Aile içi iletişimin olmadığı veya zayıf olduğu hallerde; aileyi oluşturan bireyler özensiz ve sorumsuz davranışlarını sürdürmeye devam ederlerse; aile, paylaşımın ve duygudaşlığın olmadığı, bir çatı altında birbirinden uzak yaşayan insan topluluğuna dönüşür.

Hal böyle olunca, televizyon dizilerinde dayatılan ve kültürümüze yabancı olan, ailenin veya kişilerin mahremiyetine saygı gösterilmeyen yaşam biçimi, aile içi dayanışmayı, eşler arasındaki sadakati sıradanlaştıran olumsuz tutum ve davranışlar gelişir; kişiler sorumluluklarını yok sayarak aileyi ve değerlerini tahrip ederler.

Gençler farklı kültürlere mensup kişilerle hayatlarını birleştirmek isterse, bu temel değerleri esas almalı, birbirlerini önce insan olarak değerlendirerek, çiftler arasında asgari saygıyı korumalı, saygı temeline dayalı sevgiyi tesis etmelidir. Bundan sonra ileride nasıl bir durumla karşılaşacakları konusunda endişe etmelerine gerek yoktur.

Dünyaya kendi merceğimizden bakar, kendimizi merkeze alırsak bütün ilişkilerde olduğu gibi, aile içinde de sorun yaşarız. Hâlbuki insanların farklı olduklarını görsek, farkları ortadan kaldırmaya veya kendimize uydurmaya çalışmak yerine, oldukları gibi, yargılamadan kabul etmeyi başarabilsek, her sabah bir önceki günden daha mutlu uyanırız. Mutluluk da mutsuzluk da uzaklarda değil, küçük ayrıntılarda gizlidir. Sevenin sevdiğine sevildiğini hissettirmesi gibi…

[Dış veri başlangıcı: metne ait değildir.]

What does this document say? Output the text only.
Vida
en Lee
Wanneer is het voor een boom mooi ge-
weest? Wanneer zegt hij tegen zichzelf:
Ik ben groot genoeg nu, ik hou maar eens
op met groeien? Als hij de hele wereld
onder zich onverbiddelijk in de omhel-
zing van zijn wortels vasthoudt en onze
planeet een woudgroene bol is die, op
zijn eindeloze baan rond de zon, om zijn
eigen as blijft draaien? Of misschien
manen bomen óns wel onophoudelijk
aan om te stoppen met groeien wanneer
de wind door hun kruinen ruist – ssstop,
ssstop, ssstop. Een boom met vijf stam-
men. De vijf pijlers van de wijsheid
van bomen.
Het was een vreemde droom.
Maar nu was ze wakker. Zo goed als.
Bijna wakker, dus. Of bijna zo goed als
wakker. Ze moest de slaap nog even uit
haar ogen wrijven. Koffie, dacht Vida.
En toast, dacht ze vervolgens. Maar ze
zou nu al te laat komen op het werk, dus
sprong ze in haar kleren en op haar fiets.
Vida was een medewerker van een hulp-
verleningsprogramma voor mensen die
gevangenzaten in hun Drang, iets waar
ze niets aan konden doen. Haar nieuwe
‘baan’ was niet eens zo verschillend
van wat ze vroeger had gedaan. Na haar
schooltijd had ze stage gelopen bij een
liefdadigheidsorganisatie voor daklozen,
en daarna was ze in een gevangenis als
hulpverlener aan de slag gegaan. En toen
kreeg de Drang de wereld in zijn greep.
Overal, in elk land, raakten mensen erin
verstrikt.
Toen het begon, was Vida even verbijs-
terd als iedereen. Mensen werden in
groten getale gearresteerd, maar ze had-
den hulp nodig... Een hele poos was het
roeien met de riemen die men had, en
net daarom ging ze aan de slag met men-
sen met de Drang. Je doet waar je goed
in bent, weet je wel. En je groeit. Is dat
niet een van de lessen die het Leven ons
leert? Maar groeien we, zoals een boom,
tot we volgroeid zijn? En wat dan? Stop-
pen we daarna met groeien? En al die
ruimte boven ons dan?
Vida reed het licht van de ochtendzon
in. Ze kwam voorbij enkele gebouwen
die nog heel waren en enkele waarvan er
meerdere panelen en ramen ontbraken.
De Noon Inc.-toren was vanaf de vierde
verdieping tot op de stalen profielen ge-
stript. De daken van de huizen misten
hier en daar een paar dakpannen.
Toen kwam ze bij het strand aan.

Bunlardan biri de çokça sözü edilen fedakârlıktır. Fedakârlık; insanın sahip olduğu, sevdiği, değer verdiği şeylerden hiç düşünmeden, seve seve vaz geçebilmesidir. İnandığı değerler ya da sevdiği insanlar uğruna gerektiğinde kendi çıkarlarından vaz geçip her türlü zorluk ve sıkıntıyı göze alabilmesi, bu konuda elinden gelenin en fazlasını yapabilecek şevk, azim ve iradeyi kendisinde bulabilmesidir.

İnsanoğlu düşer kalkar; kötülükten ziyade iyilikte yücelikte yarışır. İyilik insanı ruhen arındırır. İnsanın diğerkâmlık yapması, yani ötekini anlamaya çalışması ve buna göre davranması, ailenin yücelmesine, aile ve toplum içinde yeni değerin oluşturulmasına katkı sağlarken; insanlar arasındaki yardımlaşma ve dayanışma da kişilere kendilerini saygın ve değerli hissettirir. “Ben o kadar çaba gösteriyorum, sonuç alamıyorum” deyip, pes etmek yerine meşhur kıssayı hatırlamakta yarar var. İnsanın değerini, ancak değer bilecek kapasitede olanlar bilir. Altını kuyumcular çarşısında değil de demirciler çarşısında tartmak beyhude bir çaba olur. Her işin, her şeyin değerini ehli anlar. Aile içinde ilişkilere bir kuyum ustasının hassasiyetiyle yaklaşmak, yuva kurarken de kültürler arasındaki ilişkileri bu ilkeye göre tesis etmek, aileye yeni katılanları “pırlanta” gibi görmek gerekir. "Kâinat yekvücut, tek varlıktır. Her şey ve herkes görünmez iplerle birbirine bağlıdır. Unutma ki dünyanın öte ucunda tek bir insanın kederi, tüm insanlığı mutsuz edebilir. Ve bir kişinin saadeti herkesin yüzünü güldürebilir." der Tebrizi. Onun için parayla alınıp satılmayan mutluluk, insanın yüreğinden dünyaya ektiği iyilik tohumlarının filizlenip boy atmış, meyve vermiş halidir.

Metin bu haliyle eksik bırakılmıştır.